Necrotic tissue fragments were surface-sterilised and plated on potato dextrose agar (PDA). A Fusarium sp. was the only fungus isolated. Single spore isolates were obtained and the micromorphology and culture features were examined in PDA and carnation leaf agar (Nelson et al., 1983). All isolates obtained were identified as Fusarium sambucinum, based on the characteristic macroconidia with beaked apical cell. The perithecia were identified as Gibberella pulicaris based on the morphology (Booth, 1971) and the culture of ascospores which have produced F. sambucinum-type cultures. For the pathogenicity test a spore suspension (3.5 x 106 conidia per ml) was sprayed onto wounded branches of 12 healthy umbra plants and respective controls. The plants were placed in greenhouse and observed daily for symptom development over two months. Cankers developed slowly, reaching a length of 2-3 mm in 20-25 days post inoculation. As the necrosis progressed the young branches showed symptoms similar to those described above. F. sambucinum was successfully re-isolated from branches of the inoculated plants.
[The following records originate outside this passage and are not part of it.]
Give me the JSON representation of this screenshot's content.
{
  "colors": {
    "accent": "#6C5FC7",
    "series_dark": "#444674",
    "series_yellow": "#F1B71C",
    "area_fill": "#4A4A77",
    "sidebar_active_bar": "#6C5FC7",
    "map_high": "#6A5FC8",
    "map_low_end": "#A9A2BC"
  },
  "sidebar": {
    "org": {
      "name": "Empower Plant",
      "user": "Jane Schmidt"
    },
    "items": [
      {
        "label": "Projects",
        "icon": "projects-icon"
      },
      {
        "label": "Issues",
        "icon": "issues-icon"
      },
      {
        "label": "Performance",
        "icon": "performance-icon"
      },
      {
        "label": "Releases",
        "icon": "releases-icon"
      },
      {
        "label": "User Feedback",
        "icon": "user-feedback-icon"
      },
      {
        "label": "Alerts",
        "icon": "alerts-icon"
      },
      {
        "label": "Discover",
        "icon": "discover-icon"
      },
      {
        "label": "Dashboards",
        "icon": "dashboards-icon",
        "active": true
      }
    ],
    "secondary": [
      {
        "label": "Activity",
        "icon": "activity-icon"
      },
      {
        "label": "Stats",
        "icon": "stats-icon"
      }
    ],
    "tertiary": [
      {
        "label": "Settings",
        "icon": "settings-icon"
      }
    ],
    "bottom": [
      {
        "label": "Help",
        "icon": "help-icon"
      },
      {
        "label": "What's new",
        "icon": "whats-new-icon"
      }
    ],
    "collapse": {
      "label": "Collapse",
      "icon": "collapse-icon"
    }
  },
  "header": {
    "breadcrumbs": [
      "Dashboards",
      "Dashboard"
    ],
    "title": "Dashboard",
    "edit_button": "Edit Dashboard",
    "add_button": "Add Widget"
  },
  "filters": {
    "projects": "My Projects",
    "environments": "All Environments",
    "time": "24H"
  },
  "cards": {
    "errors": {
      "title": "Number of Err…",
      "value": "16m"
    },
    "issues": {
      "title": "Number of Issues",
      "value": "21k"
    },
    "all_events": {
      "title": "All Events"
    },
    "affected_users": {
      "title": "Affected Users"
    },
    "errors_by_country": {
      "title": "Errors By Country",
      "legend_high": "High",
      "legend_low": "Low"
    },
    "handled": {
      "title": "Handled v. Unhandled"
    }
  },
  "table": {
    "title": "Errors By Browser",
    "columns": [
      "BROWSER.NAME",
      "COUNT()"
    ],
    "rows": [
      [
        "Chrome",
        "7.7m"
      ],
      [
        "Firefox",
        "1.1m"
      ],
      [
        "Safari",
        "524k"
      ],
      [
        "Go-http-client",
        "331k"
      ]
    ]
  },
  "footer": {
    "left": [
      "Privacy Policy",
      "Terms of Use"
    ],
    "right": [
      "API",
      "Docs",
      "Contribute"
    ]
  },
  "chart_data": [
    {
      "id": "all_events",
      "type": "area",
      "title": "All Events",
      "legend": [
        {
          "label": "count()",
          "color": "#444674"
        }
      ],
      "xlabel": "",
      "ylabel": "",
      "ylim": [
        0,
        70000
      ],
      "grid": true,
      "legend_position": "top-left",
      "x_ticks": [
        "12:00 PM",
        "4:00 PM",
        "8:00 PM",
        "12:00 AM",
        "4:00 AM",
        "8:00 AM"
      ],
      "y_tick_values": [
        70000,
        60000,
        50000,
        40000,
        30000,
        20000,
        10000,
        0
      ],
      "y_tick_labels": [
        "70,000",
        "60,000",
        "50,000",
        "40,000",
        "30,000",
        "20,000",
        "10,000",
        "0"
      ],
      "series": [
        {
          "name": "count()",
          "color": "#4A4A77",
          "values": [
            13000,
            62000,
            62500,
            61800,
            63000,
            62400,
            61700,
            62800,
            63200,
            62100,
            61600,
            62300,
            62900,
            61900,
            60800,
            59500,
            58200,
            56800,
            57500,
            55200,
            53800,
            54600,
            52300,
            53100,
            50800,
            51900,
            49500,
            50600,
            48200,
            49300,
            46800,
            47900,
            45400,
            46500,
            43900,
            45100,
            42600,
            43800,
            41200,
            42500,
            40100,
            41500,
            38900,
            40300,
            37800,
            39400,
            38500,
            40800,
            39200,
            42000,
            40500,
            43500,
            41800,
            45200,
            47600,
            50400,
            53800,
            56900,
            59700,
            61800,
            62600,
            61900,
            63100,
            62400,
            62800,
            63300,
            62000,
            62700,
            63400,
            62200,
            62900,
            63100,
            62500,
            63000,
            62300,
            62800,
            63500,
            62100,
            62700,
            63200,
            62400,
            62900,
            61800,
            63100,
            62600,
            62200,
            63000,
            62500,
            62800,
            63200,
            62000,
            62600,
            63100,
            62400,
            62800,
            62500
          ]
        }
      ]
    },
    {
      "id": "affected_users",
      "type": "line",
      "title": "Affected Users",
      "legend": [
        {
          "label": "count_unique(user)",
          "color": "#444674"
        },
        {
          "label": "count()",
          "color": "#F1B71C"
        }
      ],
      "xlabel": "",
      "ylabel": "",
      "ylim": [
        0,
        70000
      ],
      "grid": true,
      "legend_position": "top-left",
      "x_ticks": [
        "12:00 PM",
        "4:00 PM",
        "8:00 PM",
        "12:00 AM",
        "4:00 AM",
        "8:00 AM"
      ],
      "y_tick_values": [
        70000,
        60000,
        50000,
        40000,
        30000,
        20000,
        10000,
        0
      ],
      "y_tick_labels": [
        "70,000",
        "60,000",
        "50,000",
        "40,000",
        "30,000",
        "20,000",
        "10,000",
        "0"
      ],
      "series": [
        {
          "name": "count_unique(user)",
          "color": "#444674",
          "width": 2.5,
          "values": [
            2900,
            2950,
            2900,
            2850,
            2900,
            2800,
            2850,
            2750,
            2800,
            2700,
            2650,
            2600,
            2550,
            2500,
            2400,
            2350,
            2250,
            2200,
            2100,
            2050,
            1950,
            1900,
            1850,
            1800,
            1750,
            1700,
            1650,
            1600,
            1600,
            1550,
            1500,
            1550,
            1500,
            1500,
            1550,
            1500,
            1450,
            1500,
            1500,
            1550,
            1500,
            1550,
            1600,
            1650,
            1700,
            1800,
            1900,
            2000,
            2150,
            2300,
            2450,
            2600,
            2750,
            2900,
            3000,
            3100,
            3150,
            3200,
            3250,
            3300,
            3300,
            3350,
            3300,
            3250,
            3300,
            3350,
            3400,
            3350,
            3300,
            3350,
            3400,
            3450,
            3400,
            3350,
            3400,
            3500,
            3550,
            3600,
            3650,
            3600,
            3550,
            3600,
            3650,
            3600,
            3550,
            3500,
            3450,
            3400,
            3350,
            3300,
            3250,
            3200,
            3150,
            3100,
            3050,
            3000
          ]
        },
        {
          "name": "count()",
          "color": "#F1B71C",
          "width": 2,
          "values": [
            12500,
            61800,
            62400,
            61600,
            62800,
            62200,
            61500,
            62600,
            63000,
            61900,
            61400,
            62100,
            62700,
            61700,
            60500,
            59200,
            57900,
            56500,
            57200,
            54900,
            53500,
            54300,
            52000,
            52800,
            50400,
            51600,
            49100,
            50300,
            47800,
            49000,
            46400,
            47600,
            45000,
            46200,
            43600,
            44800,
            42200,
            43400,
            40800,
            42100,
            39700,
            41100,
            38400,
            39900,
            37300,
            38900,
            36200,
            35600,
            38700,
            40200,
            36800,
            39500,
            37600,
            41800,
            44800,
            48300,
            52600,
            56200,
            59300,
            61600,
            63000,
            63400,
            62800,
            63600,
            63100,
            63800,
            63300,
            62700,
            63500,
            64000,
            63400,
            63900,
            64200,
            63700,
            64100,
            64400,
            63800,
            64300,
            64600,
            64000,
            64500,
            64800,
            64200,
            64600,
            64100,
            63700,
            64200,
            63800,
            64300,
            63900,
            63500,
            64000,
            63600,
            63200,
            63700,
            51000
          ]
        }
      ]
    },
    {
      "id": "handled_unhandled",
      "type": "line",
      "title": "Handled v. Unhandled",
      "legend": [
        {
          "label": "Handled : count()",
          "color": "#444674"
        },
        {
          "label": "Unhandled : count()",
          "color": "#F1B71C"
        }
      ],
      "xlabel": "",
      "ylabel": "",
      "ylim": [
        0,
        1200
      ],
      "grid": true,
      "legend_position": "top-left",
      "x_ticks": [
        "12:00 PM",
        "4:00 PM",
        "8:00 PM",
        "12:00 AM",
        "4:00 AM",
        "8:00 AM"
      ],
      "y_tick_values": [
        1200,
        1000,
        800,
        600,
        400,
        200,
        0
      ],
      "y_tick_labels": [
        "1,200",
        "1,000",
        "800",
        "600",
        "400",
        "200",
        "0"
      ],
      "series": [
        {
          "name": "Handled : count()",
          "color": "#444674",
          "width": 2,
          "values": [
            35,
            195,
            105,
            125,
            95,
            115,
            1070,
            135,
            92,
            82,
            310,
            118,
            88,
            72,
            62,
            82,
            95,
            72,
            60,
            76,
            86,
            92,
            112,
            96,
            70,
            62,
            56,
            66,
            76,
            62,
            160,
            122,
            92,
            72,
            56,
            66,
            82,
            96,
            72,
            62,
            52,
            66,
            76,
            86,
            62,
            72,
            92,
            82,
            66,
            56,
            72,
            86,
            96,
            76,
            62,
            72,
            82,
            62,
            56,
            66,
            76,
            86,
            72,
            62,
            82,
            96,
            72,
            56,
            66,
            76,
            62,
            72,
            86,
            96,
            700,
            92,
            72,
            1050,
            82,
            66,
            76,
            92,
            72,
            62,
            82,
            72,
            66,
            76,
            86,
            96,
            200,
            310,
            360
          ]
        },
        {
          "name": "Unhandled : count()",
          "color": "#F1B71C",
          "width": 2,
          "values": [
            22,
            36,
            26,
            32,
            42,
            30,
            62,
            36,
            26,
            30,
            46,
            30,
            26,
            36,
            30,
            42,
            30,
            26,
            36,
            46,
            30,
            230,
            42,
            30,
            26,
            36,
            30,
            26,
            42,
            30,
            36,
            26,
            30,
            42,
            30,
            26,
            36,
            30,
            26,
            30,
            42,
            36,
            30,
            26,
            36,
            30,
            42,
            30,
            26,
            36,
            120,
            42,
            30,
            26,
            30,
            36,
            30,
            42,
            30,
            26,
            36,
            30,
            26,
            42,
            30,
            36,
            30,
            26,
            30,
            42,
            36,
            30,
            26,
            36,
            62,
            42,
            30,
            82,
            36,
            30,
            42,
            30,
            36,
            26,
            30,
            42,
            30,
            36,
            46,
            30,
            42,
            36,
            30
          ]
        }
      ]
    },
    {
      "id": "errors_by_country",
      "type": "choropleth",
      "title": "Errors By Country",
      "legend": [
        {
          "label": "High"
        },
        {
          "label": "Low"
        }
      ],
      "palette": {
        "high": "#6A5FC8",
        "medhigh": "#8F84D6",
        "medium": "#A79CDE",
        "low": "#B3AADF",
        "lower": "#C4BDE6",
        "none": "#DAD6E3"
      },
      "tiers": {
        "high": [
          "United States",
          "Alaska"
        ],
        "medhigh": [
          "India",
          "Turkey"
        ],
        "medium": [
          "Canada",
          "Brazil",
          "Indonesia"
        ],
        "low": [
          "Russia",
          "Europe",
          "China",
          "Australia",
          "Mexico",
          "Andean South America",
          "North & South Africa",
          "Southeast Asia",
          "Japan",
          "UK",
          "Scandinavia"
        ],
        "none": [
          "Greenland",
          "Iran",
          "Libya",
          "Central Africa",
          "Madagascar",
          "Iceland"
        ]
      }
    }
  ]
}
The disease could be spread throughout the growing season by conidia. Also, considering the occurrence of the sexual state, G. pulicaris on the aged cankers we speculate that wind and rain could disseminate ascospores.
There are no published reports of cankers on umbra tree caused by Fusarium species. Nevertheless F. sambucinum is known as a canker-causing organism on herbal and woody plants (Booth, 1971). In the USA, F. roseum is cited on Phytolacca americana L. (Farr et al., 1989). This is the first report of canker disease caused by Fusarium sambucinum in umbra tree.
Booth C. 1971. The Genus Fusarium. Kew, Surrey, UK: Commonwealth Mycological Institute.
Farr DF, Bills GF, Chamuris GP, Rossman AY, 1989. Fungi on Plants and Plant Products in the United States. St Paul, MN, USA: American Phytopathological Society Press.
Nelson PE, Tousson TA, Marasas WFO, 1983. Fusarium species: An Illustrated Manual for Identifiction. University Park and London, PA, USA: The Pennsylvania State University Press.